The schema information always reflects the total number of columns that are contained in the original asset.
Note: Asset owners can view any data within the asset even if data is masked. See Previews.
However, for virtual data, the behavior is slightly different based on the data field definition. See Masking virtual data.
When creating rules, you first define conditions in the rule builder and then decide whether to deny access to the asset or mask data according to policies.
To mask data in assets:
- Complete the conditions and select the attributes that you want to process.
- Select the action Mask data.
- In columns containing: Select the data class groups or individual data classes.
By default, this field contains the attributes that you selected when defining the condition. You can now remove or add more data classes.
- Select the method to mask data:
- Redact data values in asset columns.
This method replaces each data value with a string of exactly ten letters of X to remove information that is, for example, identifying or otherwise sensitive. With redacted data, neither the format of the data nor referential integrity is retained. - Substitute data values in asset columns.
This method replaces data with values that don’t match the original format. It preserves referential integrity (RI) to ensure that table relationships are consistent.

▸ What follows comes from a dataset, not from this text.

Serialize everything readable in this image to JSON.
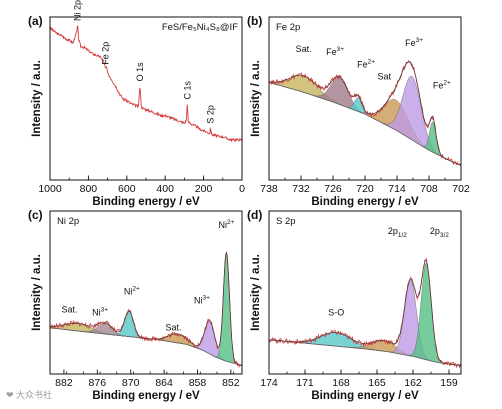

If a value is used several times in a column with substituted data, Substitute uses the same substitution value for identical data values.
For example, if a column contains the email addressuserA@example.comseveral times, each finding is replaced by the same substitution value, such as:500ddcc98133703531re3456. - Obfuscate data values in asset columns that contain data classes with the following types of information, such as:
- Personal information, for example, basic attributes of an individual, such as gender, honorofic and name suffix.
- Contact details, for example, email addresses, phone numbers, state, postal addresses, latitude, or longitude.
- Financial accounts, for example, credit cards, banking, or other financial account numbers.
- Government identities, for example, personal identification numbers issued by governments, such as SSN (US social security numbers) and CCN (credit card numbers).
- Personal demographic information, for example, religion, ethnicity, eye color, hair color, marital status, hobbies, or employee status.
- Connectivity data, for example, IP address or mac address.
This method replaces the data values with similarly formatted values that match the original format. For identical data values, the same replacement value is used. For example, identical phone numbers might always be obfuscated with the replacement value 510-987-6543. If the data element cannot be obfuscated, the fallback is “substitute”.
- Redact data values in asset columns.
- Click Create.